Gunmen hauled Felix Batista into a white SUV outside a restaurant last week in the relatively safe industrial city of Saltillo in Coahuila state, where he was giving seminars on security to police and business people.

Batista, a Cuban-American from Miami who is credited with negotiating the release of people abducted by Colombian rebels, was snatched when he stepped outside the restaurant after answering a cell phone call, Coahuila state attorney general's office said.

No ransom has been demanded, police said.

The local attorney general's office said Batista had been invited by state police to give talks on security amid Mexico's gruesome drug war, which has killed more than 5,300 people this year, double the 2007 level.

"We don't believe this was a normal kidnapping, more like the work of drug gangs wanting to show their power," said an official at the state attorney general's office. "Batista was giving seminars, he wasn't negotiating anyone's release."

Batista's Houston-based employer, security consultancy ASI Global, said he was on private business in Coahuila.
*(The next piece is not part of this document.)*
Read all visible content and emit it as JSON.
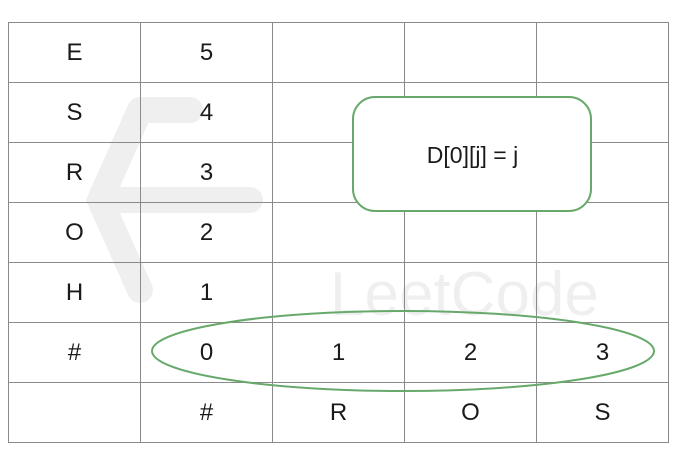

"In light of the rampant corruption among law enforcement in Mexico, the involvement of police agencies in organizing Batista's visit could well mean that his kidnappers received information about his schedule from corrupt police officers," U.S. security consultancy Stratfor said in a report Monday.

Hundreds of people are kidnapped in Mexico every year and the number of victims has increased sharply as drug gangs, under pressure from President Felipe Calderon's army-backed crackdown, seek new revenues to fund their operations.

Mexican drug gangs in league with corrupt cops are warring over smuggling routes into the United States, clashing with some 40,000 state security forces seeking to crush their operations and control escalating violence.
 
This situation is certainly no surprise as I have friends who do CP work in Mexico and report many many kidnappings and murders there on a weekly basis. It certainly is not a friendly place to CPO. The unfortunate thing for the US is that this problem has continued to get worse. Look at Columbia and look at how every neighboring state or island has been affected. It is now on the very door step of the US. We as Americans thought the drug problem in CA in the 80's was bad. We have not see anything yet.

AS is the case numerous police and government officals have been paid off by the cartels in order to save their lives and the life of their families. Some took La Mordida (the bite or the bribe) out of strictly greed or to prepare their retirement at the expense of the people who are being killed and kidnapped daily.

Unless a major effort is put at reducing this problem the US will have a major problem on it's hands beginning in the southern states and quickly moving north. It's really sad to say but look at the record. I hope that I am wrong.